One Riverside, a Cecil Baker-designed building the architect likened to “a ballerina,” is now nearing completion across from Locust on the Park. He noted that building was, like his firm, designed to be flexible, with units that can be combined and reconfigured to suit buyers’ needs.
With two exceptions — One Theater Place in Newark, N.J. and One Ardmore Place, work on which will get underway this spring — all of Dranoff’s current and planned projects are condos, a shift he made when he saw a coming oversupply of rental apartments. “The statistics were available as early as 2012,” he said. “The money spigot is open all the way, and anyone can get financing for a new project.

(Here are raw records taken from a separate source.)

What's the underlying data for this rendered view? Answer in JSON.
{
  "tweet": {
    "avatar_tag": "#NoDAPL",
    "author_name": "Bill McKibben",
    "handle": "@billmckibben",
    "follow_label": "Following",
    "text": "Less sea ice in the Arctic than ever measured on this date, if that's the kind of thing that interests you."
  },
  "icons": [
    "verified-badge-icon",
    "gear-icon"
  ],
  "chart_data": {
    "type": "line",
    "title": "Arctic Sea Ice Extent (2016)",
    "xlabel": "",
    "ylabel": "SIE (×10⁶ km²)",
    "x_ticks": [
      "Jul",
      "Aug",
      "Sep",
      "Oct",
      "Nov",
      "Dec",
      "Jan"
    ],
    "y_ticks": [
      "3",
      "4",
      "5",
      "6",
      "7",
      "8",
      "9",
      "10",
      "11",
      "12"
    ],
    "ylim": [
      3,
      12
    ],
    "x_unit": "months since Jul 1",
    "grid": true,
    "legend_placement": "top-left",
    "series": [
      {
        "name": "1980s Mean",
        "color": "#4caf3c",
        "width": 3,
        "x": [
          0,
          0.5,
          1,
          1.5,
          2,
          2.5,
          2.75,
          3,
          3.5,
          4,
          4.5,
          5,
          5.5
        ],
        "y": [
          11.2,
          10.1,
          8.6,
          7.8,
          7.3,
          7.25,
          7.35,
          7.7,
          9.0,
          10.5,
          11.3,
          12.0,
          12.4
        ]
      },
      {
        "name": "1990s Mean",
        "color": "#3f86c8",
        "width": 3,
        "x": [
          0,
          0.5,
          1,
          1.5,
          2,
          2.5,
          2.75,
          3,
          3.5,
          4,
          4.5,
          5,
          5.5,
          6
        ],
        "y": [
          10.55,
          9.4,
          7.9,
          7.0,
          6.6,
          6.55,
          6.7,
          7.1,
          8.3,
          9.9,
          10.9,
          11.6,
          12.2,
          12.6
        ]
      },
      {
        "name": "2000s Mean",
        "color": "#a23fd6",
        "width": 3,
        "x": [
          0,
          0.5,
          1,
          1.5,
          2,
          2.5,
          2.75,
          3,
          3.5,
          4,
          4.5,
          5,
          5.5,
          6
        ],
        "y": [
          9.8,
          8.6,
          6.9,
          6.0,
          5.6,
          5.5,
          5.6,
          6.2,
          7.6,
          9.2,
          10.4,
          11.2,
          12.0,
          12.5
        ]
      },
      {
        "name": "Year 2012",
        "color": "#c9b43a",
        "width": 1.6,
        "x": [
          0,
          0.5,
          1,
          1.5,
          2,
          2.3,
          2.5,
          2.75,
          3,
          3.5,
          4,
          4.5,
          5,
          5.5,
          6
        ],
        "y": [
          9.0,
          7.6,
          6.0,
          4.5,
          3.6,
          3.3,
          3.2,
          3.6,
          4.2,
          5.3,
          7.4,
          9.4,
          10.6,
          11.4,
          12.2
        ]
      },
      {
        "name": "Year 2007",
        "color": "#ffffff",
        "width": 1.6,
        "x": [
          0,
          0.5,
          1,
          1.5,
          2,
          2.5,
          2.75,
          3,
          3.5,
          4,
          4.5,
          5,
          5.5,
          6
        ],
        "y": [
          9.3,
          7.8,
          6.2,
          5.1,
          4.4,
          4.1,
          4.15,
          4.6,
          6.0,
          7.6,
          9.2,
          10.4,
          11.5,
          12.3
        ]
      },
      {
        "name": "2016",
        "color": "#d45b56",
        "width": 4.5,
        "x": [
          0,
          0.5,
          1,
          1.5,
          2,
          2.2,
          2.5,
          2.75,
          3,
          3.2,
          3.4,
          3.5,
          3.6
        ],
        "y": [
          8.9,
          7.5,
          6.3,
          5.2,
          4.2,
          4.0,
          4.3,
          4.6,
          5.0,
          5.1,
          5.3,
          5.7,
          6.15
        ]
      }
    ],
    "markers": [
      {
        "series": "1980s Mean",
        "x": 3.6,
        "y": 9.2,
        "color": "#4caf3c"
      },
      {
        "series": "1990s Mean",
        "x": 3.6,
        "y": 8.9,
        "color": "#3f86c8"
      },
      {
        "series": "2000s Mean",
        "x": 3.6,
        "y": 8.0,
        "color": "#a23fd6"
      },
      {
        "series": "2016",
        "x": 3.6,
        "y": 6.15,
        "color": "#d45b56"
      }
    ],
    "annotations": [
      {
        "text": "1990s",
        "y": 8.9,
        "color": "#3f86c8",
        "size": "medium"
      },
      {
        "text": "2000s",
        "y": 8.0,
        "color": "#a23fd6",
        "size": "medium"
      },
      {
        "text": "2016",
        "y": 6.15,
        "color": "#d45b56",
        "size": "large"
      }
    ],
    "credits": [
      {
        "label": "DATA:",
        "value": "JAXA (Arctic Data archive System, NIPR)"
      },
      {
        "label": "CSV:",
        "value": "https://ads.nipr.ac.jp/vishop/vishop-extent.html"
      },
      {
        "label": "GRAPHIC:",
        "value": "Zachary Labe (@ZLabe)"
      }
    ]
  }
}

Dranoff credited a high-quality team and his company’s dual role as developer and property manager as keys to Dranoff Properties’ success. “The three words that describe our company are pride, persistence and perception,” he said. “We build a better product with a great team and great execution. But because we retain ownership of our buildings, we’re an owner-manager. We’re close to our customers; we know what they’re looking for in terms of design and features.” In the company’s 20 years in business, it has sold only one of the buildings it developed, Venice Lofts in Manayunk.
Over the years, he said, “we’ve become more sophisticated, and that’s enabled us to stay ahead of the pack.
“I follow the theory of underpromise and overdeliver. I think our customers have confidence in us and know we will deliver a great product.”